Hot Josh and the Blizzard Protocol

The forecast said “historic snowfall.” The city said “stay home.” The news said “dangerous conditions.” I said… we’ll see. By 7:12 a.m., the entire neighborhood was buried. Cars looked like abstract art. Mailboxes had disappeared. One guy down the street was already outside with a shovel, attacking the snow like it personally offended him. I opened the door, took one step out, and let the wind hit me. Cold. Violent. Dramatic. Respectable. I stepped back inside—not out of fear, but strategy—and made coffee. You don’t rush into a blizzard. You enter it intentionally. At 8:03 a.m., I put on a coat. Not a bulky, panicked coat like everyone else. A structured one. Clean lines. Something that says, “I acknowledge winter, but I do not submit to it.” Outside, the chaos had escalated. Neighbors were digging trenches. Someone had gotten their car stuck trying to leave for absolutely no reason. A man was yelling into his phone like the snow personally delayed his meeting.
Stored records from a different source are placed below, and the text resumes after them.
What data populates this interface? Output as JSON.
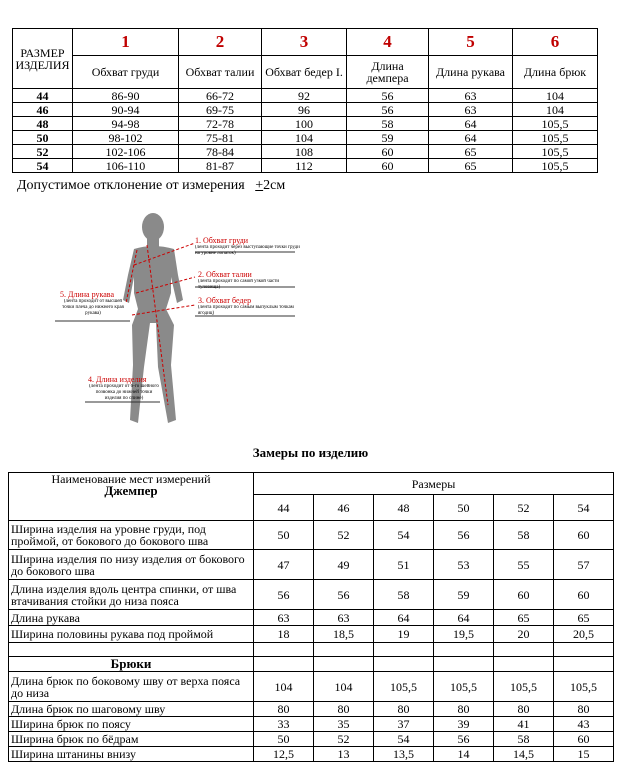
{
  "size_table": {
    "corner": "РАЗМЕР ИЗДЕЛИЯ",
    "numbers": [
      "1",
      "2",
      "3",
      "4",
      "5",
      "6"
    ],
    "columns": [
      "Обхват груди",
      "Обхват талии",
      "Обхват бедер I.",
      "Длина демпера",
      "Длина рукава",
      "Длина брюк"
    ],
    "rows": [
      [
        "44",
        "86-90",
        "66-72",
        "92",
        "56",
        "63",
        "104"
      ],
      [
        "46",
        "90-94",
        "69-75",
        "96",
        "56",
        "63",
        "104"
      ],
      [
        "48",
        "94-98",
        "72-78",
        "100",
        "58",
        "64",
        "105,5"
      ],
      [
        "50",
        "98-102",
        "75-81",
        "104",
        "59",
        "64",
        "105,5"
      ],
      [
        "52",
        "102-106",
        "78-84",
        "108",
        "60",
        "65",
        "105,5"
      ],
      [
        "54",
        "106-110",
        "81-87",
        "112",
        "60",
        "65",
        "105,5"
      ]
    ]
  },
  "tolerance": {
    "text": "Допустимое отклонение от измерения",
    "sign": "+",
    "value": "2см"
  },
  "figure": {
    "labels": [
      {
        "title": "1. Обхват груди",
        "note": "(лента проходит через выступающие точки груди на уровне лопаток)"
      },
      {
        "title": "2. Обхват талии",
        "note": "(лента проходит по самой узкой части туловища)"
      },
      {
        "title": "3. Обхват бедер",
        "note": "(лента проходит по самым выпуклым точкам ягодиц)"
      },
      {
        "title": "5. Длина рукава",
        "note": "(лента проходит от высшей точки плеча до нижнего края рукава)"
      },
      {
        "title": "4. Длина изделия",
        "note": "(лента проходит от 6-го шейного позвонка до нижней точки изделия по спине)"
      }
    ]
  },
  "measure_title": "Замеры по изделию",
  "measure_table": {
    "name_header": "Наименование мест измерений",
    "sizes_header": "Размеры",
    "sizes": [
      "44",
      "46",
      "48",
      "50",
      "52",
      "54"
    ],
    "sections": [
      {
        "title": "Джемпер",
        "rows": [
          [
            "Ширина изделия на уровне груди, под проймой, от бокового до бокового шва",
            "50",
            "52",
            "54",
            "56",
            "58",
            "60"
          ],
          [
            "Ширина изделия по низу изделия от бокового до бокового шва",
            "47",
            "49",
            "51",
            "53",
            "55",
            "57"
          ],
          [
            "Длина изделия вдоль центра спинки, от шва втачивания стойки до низа пояса",
            "56",
            "56",
            "58",
            "59",
            "60",
            "60"
          ],
          [
            "Длина рукава",
            "63",
            "63",
            "64",
            "64",
            "65",
            "65"
          ],
          [
            "Ширина половины рукава под проймой",
            "18",
            "18,5",
            "19",
            "19,5",
            "20",
            "20,5"
          ]
        ]
      },
      {
        "title": "Брюки",
        "rows": [
          [
            "Длина брюк по боковому шву от верха пояса до низа",
            "104",
            "104",
            "105,5",
            "105,5",
            "105,5",
            "105,5"
          ],
          [
            "Длина брюк по шаговому шву",
            "80",
            "80",
            "80",
            "80",
            "80",
            "80"
          ],
          [
            "Ширина брюк по поясу",
            "33",
            "35",
            "37",
            "39",
            "41",
            "43"
          ],
          [
            "Ширина брюк по бёдрам",
            "50",
            "52",
            "54",
            "56",
            "58",
            "60"
          ],
          [
            "Ширина штанины внизу",
            "12,5",
            "13",
            "13,5",
            "14",
            "14,5",
            "15"
          ]
        ]
      }
    ]
  }
}
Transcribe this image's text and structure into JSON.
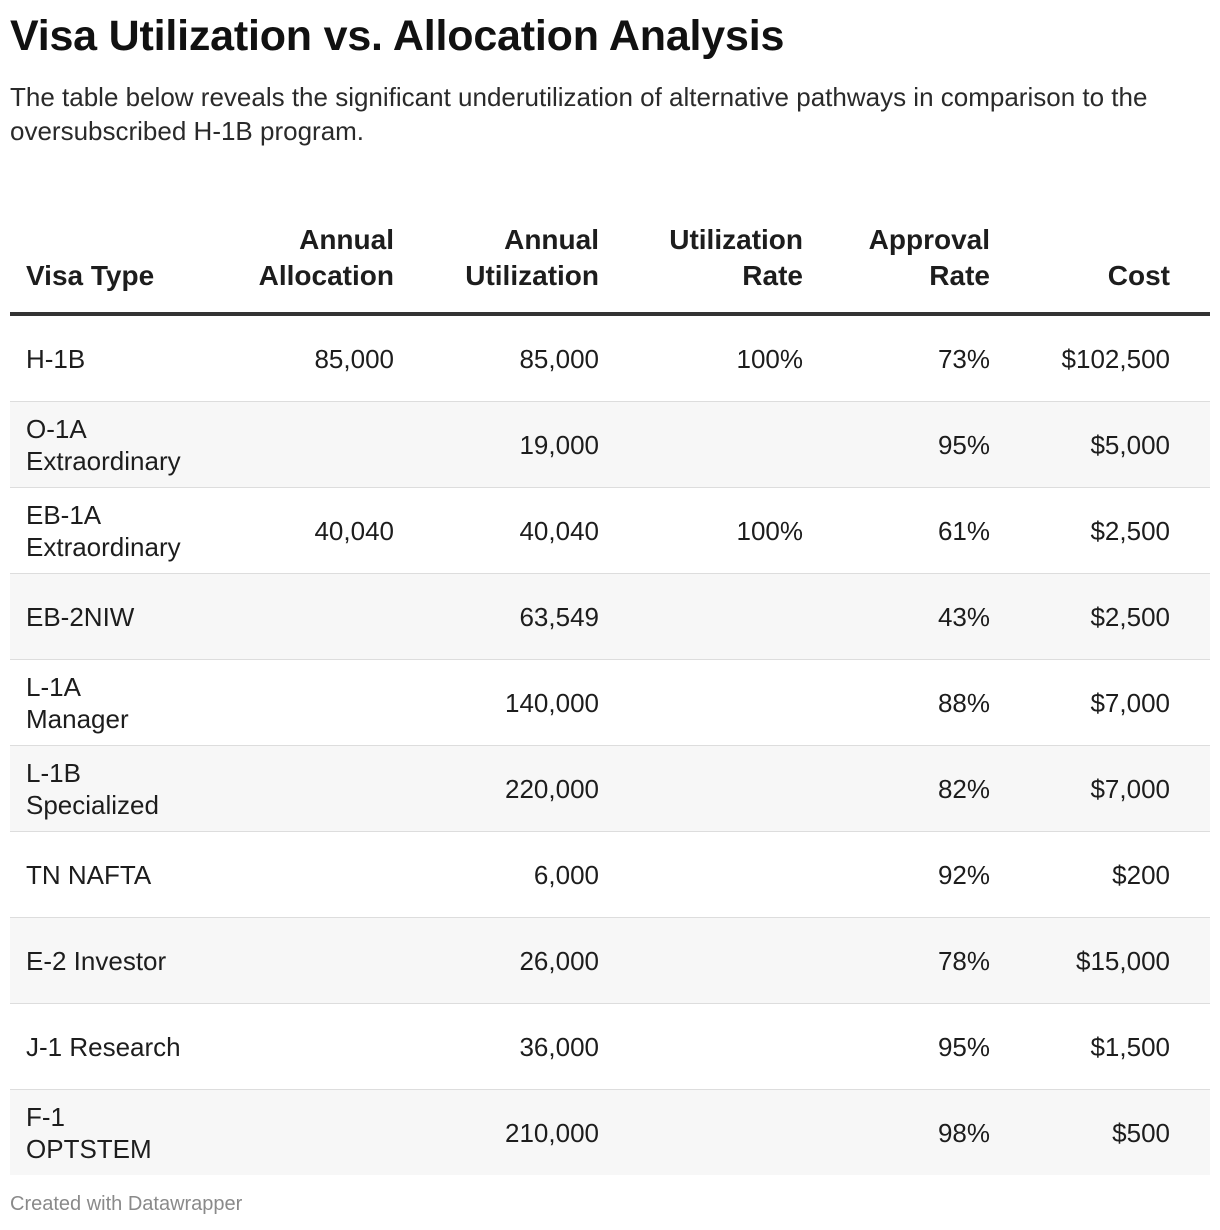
{
  "title": "Visa Utilization vs. Allocation Analysis",
  "subtitle": "The table below reveals the significant underutilization of alternative pathways in comparison to the oversubscribed H-1B program.",
  "footer": "Created with Datawrapper",
  "chart_data": {
    "type": "table",
    "title": "Visa Utilization vs. Allocation Analysis",
    "columns": [
      "Visa Type",
      "Annual Allocation",
      "Annual Utilization",
      "Utilization Rate",
      "Approval Rate",
      "Cost"
    ],
    "header_lines": [
      [
        "",
        "Visa Type"
      ],
      [
        "Annual",
        "Allocation"
      ],
      [
        "Annual",
        "Utilization"
      ],
      [
        "Utilization",
        "Rate"
      ],
      [
        "Approval",
        "Rate"
      ],
      [
        "",
        "Cost"
      ]
    ],
    "rows": [
      {
        "type_lines": [
          "H-1B"
        ],
        "allocation": "85,000",
        "utilization": "85,000",
        "utilization_rate": "100%",
        "approval_rate": "73%",
        "cost": "$102,500"
      },
      {
        "type_lines": [
          "O-1A",
          "Extraordinary"
        ],
        "allocation": "",
        "utilization": "19,000",
        "utilization_rate": "",
        "approval_rate": "95%",
        "cost": "$5,000"
      },
      {
        "type_lines": [
          "EB-1A",
          "Extraordinary"
        ],
        "allocation": "40,040",
        "utilization": "40,040",
        "utilization_rate": "100%",
        "approval_rate": "61%",
        "cost": "$2,500"
      },
      {
        "type_lines": [
          "EB-2NIW"
        ],
        "allocation": "",
        "utilization": "63,549",
        "utilization_rate": "",
        "approval_rate": "43%",
        "cost": "$2,500"
      },
      {
        "type_lines": [
          "L-1A",
          "Manager"
        ],
        "allocation": "",
        "utilization": "140,000",
        "utilization_rate": "",
        "approval_rate": "88%",
        "cost": "$7,000"
      },
      {
        "type_lines": [
          "L-1B",
          "Specialized"
        ],
        "allocation": "",
        "utilization": "220,000",
        "utilization_rate": "",
        "approval_rate": "82%",
        "cost": "$7,000"
      },
      {
        "type_lines": [
          "TN NAFTA"
        ],
        "allocation": "",
        "utilization": "6,000",
        "utilization_rate": "",
        "approval_rate": "92%",
        "cost": "$200"
      },
      {
        "type_lines": [
          "E-2 Investor"
        ],
        "allocation": "",
        "utilization": "26,000",
        "utilization_rate": "",
        "approval_rate": "78%",
        "cost": "$15,000"
      },
      {
        "type_lines": [
          "J-1 Research"
        ],
        "allocation": "",
        "utilization": "36,000",
        "utilization_rate": "",
        "approval_rate": "95%",
        "cost": "$1,500"
      },
      {
        "type_lines": [
          "F-1",
          "OPTSTEM"
        ],
        "allocation": "",
        "utilization": "210,000",
        "utilization_rate": "",
        "approval_rate": "98%",
        "cost": "$500"
      }
    ],
    "stripe_color": "#f7f7f7",
    "header_rule_color": "#333333",
    "row_rule_color": "#dddddd"
  }
}
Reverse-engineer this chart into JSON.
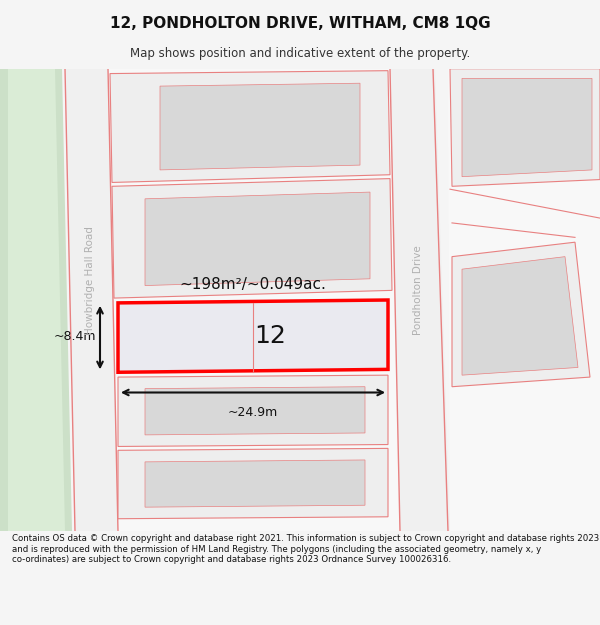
{
  "title": "12, PONDHOLTON DRIVE, WITHAM, CM8 1QG",
  "subtitle": "Map shows position and indicative extent of the property.",
  "footer": "Contains OS data © Crown copyright and database right 2021. This information is subject to Crown copyright and database rights 2023 and is reproduced with the permission of HM Land Registry. The polygons (including the associated geometry, namely x, y co-ordinates) are subject to Crown copyright and database rights 2023 Ordnance Survey 100026316.",
  "bg_color": "#f5f5f5",
  "map_bg": "#ffffff",
  "road_line_color": "#e88080",
  "highlight_border": "#ff0000",
  "area_label": "~198m²/~0.049ac.",
  "width_label": "~24.9m",
  "height_label": "~8.4m",
  "house_number": "12",
  "street1": "Howbridge Hall Road",
  "street2": "Pondholton Drive"
}
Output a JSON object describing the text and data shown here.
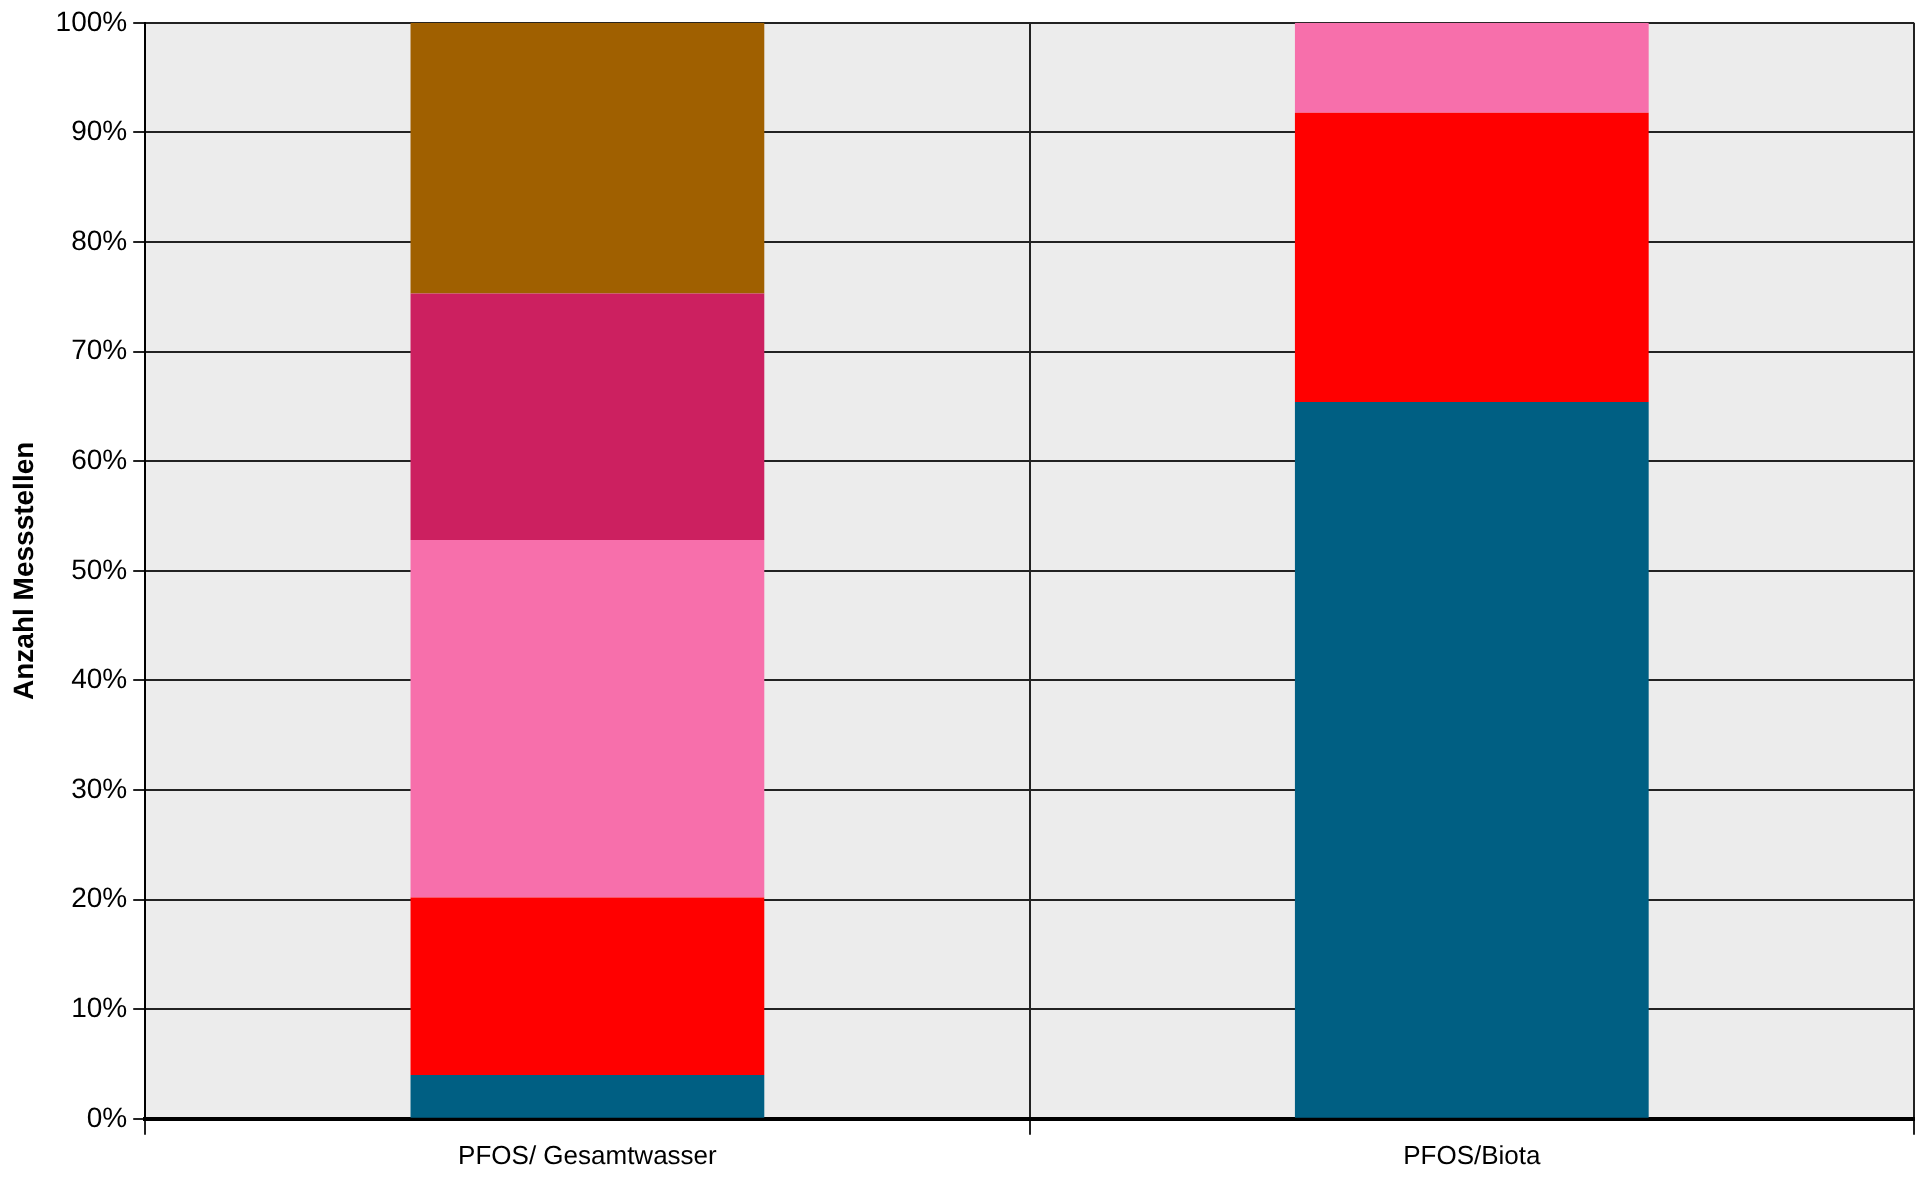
{
  "chart_data": {
    "type": "bar",
    "stacked": true,
    "ylabel": "Anzahl Messstellen",
    "categories": [
      "PFOS/ Gesamtwasser",
      "PFOS/Biota"
    ],
    "series": [
      {
        "color": "#005f83",
        "values": [
          4,
          65.4
        ]
      },
      {
        "color": "#ff0000",
        "values": [
          16.2,
          26.4
        ]
      },
      {
        "color": "#f76fab",
        "values": [
          32.6,
          8.2
        ]
      },
      {
        "color": "#cc2060",
        "values": [
          22.5,
          0
        ]
      },
      {
        "color": "#a06000",
        "values": [
          24.7,
          0
        ]
      }
    ],
    "ylim": [
      0,
      100
    ],
    "yticks": [
      {
        "value": 0,
        "label": "0%"
      },
      {
        "value": 10,
        "label": "10%"
      },
      {
        "value": 20,
        "label": "20%"
      },
      {
        "value": 30,
        "label": "30%"
      },
      {
        "value": 40,
        "label": "40%"
      },
      {
        "value": 50,
        "label": "50%"
      },
      {
        "value": 60,
        "label": "60%"
      },
      {
        "value": 70,
        "label": "70%"
      },
      {
        "value": 80,
        "label": "80%"
      },
      {
        "value": 90,
        "label": "90%"
      },
      {
        "value": 100,
        "label": "100%"
      }
    ],
    "grid": true,
    "legend": false
  }
}
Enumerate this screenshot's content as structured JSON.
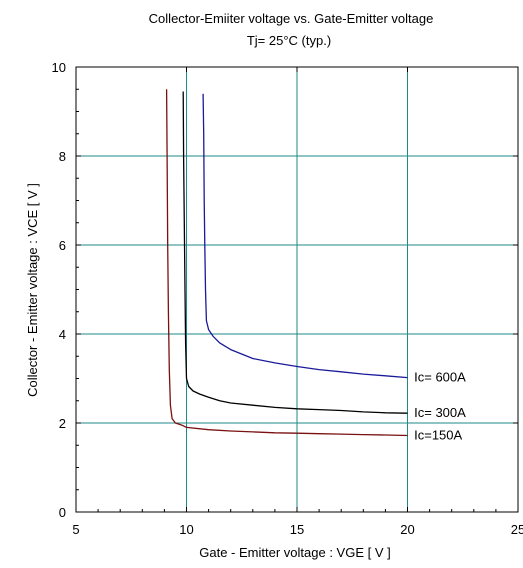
{
  "chart_data": {
    "type": "line",
    "title": "Collector-Emiiter voltage  vs. Gate-Emitter voltage",
    "subtitle": "Tj= 25°C  (typ.)",
    "xlabel": "Gate - Emitter voltage  :  VGE  [ V ]",
    "ylabel": "Collector - Emitter voltage  :  VCE  [ V ]",
    "xlim": [
      5,
      25
    ],
    "ylim": [
      0,
      10
    ],
    "xticks": [
      5,
      10,
      15,
      20,
      25
    ],
    "yticks": [
      0,
      2,
      4,
      6,
      8,
      10
    ],
    "xtick_labels": [
      "5",
      "10",
      "15",
      "20",
      "25"
    ],
    "ytick_labels": [
      "0",
      "2",
      "4",
      "6",
      "8",
      "10"
    ],
    "grid": true,
    "series": [
      {
        "name": "Ic= 600A",
        "color": "#1a1a9a",
        "x": [
          10.75,
          10.78,
          10.8,
          10.83,
          10.86,
          10.9,
          11.0,
          11.2,
          11.5,
          12.0,
          13.0,
          14.0,
          15.0,
          16.0,
          17.0,
          18.0,
          19.0,
          20.0
        ],
        "y": [
          9.4,
          8.5,
          7.0,
          6.0,
          5.0,
          4.3,
          4.1,
          3.95,
          3.8,
          3.65,
          3.45,
          3.35,
          3.27,
          3.2,
          3.15,
          3.1,
          3.06,
          3.02
        ]
      },
      {
        "name": "Ic= 300A",
        "color": "#000000",
        "x": [
          9.85,
          9.87,
          9.9,
          9.93,
          9.96,
          10.0,
          10.1,
          10.3,
          10.6,
          11.0,
          11.5,
          12.0,
          13.0,
          14.0,
          15.0,
          16.0,
          17.0,
          18.0,
          19.0,
          20.0
        ],
        "y": [
          9.45,
          8.0,
          6.5,
          5.0,
          3.8,
          3.0,
          2.82,
          2.72,
          2.65,
          2.58,
          2.5,
          2.45,
          2.4,
          2.35,
          2.32,
          2.3,
          2.28,
          2.25,
          2.23,
          2.22
        ]
      },
      {
        "name": "Ic=150A",
        "color": "#7a1010",
        "x": [
          9.1,
          9.12,
          9.15,
          9.18,
          9.22,
          9.27,
          9.35,
          9.5,
          9.8,
          10.0,
          11.0,
          12.0,
          13.0,
          14.0,
          15.0,
          16.0,
          17.0,
          18.0,
          19.0,
          20.0
        ],
        "y": [
          9.5,
          8.0,
          6.0,
          4.5,
          3.2,
          2.4,
          2.1,
          2.0,
          1.95,
          1.9,
          1.85,
          1.82,
          1.8,
          1.78,
          1.77,
          1.76,
          1.75,
          1.74,
          1.73,
          1.72
        ]
      }
    ],
    "curve_labels": [
      {
        "text": "Ic= 600A",
        "x": 20.3,
        "y": 3.02
      },
      {
        "text": "Ic= 300A",
        "x": 20.3,
        "y": 2.22
      },
      {
        "text": "Ic=150A",
        "x": 20.3,
        "y": 1.72
      }
    ]
  },
  "colors": {
    "grid": "#1f8a8a",
    "axis": "#000000"
  }
}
I walked past all of them. “Where are you going?” someone shouted. “Out,” I replied. “To do what?” I paused. Thought about it. “Be seen.” That answer didn’t help them, but it wasn’t supposed to. I made my way down the street, stepping over uneven snow like I’d personally approved each drift. A plow roared by, blasting a fresh wave of snow directly into someone’s driveway. The man screamed. I nodded in approval. Nature respects power. At the corner, I saw it: a line outside the only coffee shop that dared to open. A line. In a blizzard. People stood there, bundled, defeated, questioning their life choices. I walked straight past them and opened the door. Someone behind me yelled, “There’s a line!” I turned slightly. “Not for me.” Inside, the barista looked up like she’d just seen a mythological creature. “You walked here?” “Yes.” “In this?” I glanced outside. “I’ve seen worse.” She made my drink without another question. When I stepped back out, coffee in hand, the wind hit harder. Snow swirling, visibility dropping, people struggling just to stand still. And there I was—calm, composed, holding a hot drink like I had scheduled the storm. Because a blizzard doesn’t stop Hot Josh. It just gives him a better entrance.